Guillaume de Saint Sauveur -
Journaliste
Diplômé d’Ecole de Journalisme à Paris. Spécialisé football, et plus particulièrement sur le mercato. Fan du PSG et du Stade Français.

Quelques mois avant le rachat du PSG par le Qatar en 2011, l'ancienne direction du club de la capitale avait tenté un coup audacieux sur le marché des transferts avec... Dimitri Payet ! L'ancien meneur de jeu, qui s'est imposé quelques années plus tard comme une légende de l'OM, est d'ailleurs passé tout proche d'une signature au PSG et livre les coulisses de ce feuilleton.

Les faits remontent au mois de janvier 2011, juste avant que le PSG ne passe sous pavillon QSI : Dimitri Payet, qui évoluait à cette époque du côté de l'ASSE, s'était mis en grève chez les Verts afin de forcer son transfert en direction du Parc des Princes.
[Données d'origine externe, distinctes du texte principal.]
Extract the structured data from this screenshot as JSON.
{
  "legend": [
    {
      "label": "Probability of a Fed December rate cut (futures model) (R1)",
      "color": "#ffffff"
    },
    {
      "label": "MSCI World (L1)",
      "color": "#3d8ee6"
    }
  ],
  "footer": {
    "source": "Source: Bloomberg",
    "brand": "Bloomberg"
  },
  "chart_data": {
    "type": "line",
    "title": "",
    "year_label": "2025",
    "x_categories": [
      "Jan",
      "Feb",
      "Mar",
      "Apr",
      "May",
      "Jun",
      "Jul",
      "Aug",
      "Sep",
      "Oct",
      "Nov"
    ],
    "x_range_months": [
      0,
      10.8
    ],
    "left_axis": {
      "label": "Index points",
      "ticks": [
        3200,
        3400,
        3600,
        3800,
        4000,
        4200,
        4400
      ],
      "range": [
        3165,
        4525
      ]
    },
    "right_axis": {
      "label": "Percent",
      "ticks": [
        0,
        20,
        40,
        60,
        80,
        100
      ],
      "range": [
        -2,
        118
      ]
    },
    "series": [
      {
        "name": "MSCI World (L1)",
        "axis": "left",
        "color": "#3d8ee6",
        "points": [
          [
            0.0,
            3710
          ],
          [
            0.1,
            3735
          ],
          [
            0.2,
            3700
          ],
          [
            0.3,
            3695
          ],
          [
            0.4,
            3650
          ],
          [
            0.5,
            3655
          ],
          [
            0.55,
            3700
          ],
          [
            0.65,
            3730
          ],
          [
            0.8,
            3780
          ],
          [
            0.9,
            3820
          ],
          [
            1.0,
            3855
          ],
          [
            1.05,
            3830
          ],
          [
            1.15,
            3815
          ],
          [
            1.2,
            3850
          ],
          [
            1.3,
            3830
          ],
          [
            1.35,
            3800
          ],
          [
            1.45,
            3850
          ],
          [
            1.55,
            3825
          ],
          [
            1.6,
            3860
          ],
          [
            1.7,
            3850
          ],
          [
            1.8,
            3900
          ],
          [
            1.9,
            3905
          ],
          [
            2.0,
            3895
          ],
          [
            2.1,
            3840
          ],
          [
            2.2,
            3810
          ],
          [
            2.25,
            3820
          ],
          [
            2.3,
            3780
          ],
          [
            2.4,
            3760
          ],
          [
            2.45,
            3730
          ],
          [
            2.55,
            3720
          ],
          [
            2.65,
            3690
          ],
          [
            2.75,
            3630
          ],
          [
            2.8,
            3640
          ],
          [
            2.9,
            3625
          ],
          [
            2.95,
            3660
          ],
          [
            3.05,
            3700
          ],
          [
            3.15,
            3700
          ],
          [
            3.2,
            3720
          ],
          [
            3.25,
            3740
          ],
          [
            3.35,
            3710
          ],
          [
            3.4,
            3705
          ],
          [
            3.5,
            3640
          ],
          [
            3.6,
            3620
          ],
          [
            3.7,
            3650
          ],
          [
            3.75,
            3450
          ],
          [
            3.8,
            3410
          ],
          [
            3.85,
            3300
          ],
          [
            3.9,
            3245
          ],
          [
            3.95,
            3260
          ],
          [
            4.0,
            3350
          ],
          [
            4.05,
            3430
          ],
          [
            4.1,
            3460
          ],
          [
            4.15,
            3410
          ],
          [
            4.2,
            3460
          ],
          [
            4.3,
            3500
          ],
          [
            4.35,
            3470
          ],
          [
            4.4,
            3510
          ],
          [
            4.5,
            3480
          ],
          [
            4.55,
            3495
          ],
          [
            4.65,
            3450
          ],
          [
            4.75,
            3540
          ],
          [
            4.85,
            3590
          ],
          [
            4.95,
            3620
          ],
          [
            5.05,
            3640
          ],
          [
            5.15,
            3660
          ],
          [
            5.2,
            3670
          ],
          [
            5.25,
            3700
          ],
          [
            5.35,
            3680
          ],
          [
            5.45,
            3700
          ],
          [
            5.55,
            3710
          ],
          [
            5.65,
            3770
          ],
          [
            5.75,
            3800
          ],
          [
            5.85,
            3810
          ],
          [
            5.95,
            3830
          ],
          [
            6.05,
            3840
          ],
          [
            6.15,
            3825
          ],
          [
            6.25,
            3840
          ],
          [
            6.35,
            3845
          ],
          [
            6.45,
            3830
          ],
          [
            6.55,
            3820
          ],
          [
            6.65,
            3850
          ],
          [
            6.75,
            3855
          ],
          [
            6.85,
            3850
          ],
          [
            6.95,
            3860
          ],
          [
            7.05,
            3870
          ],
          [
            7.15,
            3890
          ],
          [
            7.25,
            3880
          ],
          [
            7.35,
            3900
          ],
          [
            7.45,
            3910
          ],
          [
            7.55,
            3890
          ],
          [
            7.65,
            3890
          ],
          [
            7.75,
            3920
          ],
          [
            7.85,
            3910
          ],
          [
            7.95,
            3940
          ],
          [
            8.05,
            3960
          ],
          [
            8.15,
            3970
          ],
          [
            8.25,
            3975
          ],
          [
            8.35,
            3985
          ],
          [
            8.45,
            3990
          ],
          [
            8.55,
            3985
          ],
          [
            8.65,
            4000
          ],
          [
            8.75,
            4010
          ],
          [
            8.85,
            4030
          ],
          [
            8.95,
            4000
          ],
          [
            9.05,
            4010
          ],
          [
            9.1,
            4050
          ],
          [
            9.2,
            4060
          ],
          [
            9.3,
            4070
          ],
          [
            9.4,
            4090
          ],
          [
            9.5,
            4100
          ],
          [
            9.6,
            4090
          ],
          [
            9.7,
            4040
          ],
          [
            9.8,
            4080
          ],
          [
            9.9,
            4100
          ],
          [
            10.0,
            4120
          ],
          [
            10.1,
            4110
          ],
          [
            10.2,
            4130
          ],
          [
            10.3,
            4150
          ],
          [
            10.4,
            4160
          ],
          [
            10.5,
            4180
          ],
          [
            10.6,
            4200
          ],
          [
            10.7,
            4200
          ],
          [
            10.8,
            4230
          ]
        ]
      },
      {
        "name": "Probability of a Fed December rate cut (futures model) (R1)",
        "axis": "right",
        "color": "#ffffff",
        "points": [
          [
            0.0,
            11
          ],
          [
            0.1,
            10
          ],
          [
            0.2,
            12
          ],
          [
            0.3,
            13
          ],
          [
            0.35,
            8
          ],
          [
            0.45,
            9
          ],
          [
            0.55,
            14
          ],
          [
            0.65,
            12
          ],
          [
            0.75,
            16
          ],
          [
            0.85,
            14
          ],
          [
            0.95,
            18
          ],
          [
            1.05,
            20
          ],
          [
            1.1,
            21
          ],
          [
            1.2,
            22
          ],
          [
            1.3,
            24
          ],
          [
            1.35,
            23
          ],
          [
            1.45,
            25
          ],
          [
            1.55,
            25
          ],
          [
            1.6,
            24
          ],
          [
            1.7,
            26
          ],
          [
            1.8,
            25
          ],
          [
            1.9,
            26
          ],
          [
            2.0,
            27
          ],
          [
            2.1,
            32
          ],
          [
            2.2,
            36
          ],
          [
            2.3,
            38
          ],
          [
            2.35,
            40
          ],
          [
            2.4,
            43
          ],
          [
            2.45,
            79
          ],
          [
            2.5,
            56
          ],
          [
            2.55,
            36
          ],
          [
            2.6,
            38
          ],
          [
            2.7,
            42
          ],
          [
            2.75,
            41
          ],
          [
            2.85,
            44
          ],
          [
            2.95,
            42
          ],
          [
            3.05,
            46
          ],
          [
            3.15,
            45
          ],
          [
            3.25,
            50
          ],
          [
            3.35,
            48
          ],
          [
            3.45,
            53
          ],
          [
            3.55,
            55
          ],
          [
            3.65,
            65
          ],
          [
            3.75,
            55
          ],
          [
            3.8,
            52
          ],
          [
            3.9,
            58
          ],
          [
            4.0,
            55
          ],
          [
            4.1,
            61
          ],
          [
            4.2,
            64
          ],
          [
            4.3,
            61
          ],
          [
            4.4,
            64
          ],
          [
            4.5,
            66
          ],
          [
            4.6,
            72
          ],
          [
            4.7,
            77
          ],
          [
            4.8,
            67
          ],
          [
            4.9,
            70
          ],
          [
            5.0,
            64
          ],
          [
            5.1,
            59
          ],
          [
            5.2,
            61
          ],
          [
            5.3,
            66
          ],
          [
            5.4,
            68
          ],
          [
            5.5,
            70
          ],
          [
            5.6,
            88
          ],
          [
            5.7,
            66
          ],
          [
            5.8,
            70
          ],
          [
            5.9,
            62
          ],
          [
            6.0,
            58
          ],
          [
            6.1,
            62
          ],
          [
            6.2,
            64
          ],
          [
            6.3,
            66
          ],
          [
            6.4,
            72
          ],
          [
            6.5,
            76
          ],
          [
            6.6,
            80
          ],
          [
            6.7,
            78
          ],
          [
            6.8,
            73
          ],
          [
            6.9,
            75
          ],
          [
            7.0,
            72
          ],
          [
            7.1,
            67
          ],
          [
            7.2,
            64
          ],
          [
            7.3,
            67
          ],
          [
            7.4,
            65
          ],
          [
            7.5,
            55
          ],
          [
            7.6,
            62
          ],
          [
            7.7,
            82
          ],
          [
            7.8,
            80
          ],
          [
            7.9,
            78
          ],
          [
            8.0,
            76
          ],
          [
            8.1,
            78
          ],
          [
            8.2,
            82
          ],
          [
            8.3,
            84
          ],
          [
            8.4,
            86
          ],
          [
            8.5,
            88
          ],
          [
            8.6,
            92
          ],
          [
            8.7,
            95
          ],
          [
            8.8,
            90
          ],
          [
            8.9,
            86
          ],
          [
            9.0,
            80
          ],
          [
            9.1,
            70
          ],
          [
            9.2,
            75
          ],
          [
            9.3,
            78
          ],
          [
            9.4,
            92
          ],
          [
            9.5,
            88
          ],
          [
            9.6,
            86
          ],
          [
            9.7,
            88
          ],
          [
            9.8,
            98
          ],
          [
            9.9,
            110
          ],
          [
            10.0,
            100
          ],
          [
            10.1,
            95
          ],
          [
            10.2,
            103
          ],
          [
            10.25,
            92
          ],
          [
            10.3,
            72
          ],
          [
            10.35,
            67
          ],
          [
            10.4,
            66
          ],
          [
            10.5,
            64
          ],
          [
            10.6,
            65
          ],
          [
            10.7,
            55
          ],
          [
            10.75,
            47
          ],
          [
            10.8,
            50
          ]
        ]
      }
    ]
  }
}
Payet était en effet la priorité absolue du PSG durant ce mercato hivernal, mais le deal ne s'est jamais fait. Et dans l’émission Ils Font Marseille, l'ancien numéro 10 emblématique de l'OM, dont il a fait les beaux jours durant huit ans (2013-2015 puis 2017-2023), revient sur cet épisode avec le club parisien.

Payet proche de signer au PSG en 2011

« Si j'ai failli signer au PSG ? Oui, au mercato de janvier. J'étais monté à Paris au cas où si le deal se faisait. On aurait gagné du temps en étant déjà sur place. Mais oui, à cette époque, le PSG se manifeste. Le choix pour moi était de rejoindre un club dans une logique de progression », confie Dimitri Payet sur les coulisses de son transfert avorté au PSG.

« Je ne peux pas te laisser partir à ce moment de la saison »

« Le deal ne s’est pas fait. Pour un détail ? Non, pas un détail. C’est que Christophe Galtier me dit : « Je ne peux pas te laisser partir à ce moment de la saison car je n’ai pas le temps de me retourner ». C’est un choix que je peux comprendre de l’entraîneur et des dirigeants. Et au final, ça ne s’est pas fait. Je le dis souvent, je ne crois pas au hasard, si ça ne s’est pas fait, c’est que ça ne devait pas se faire. Pour une bonne raison par la suite », poursuit Payet.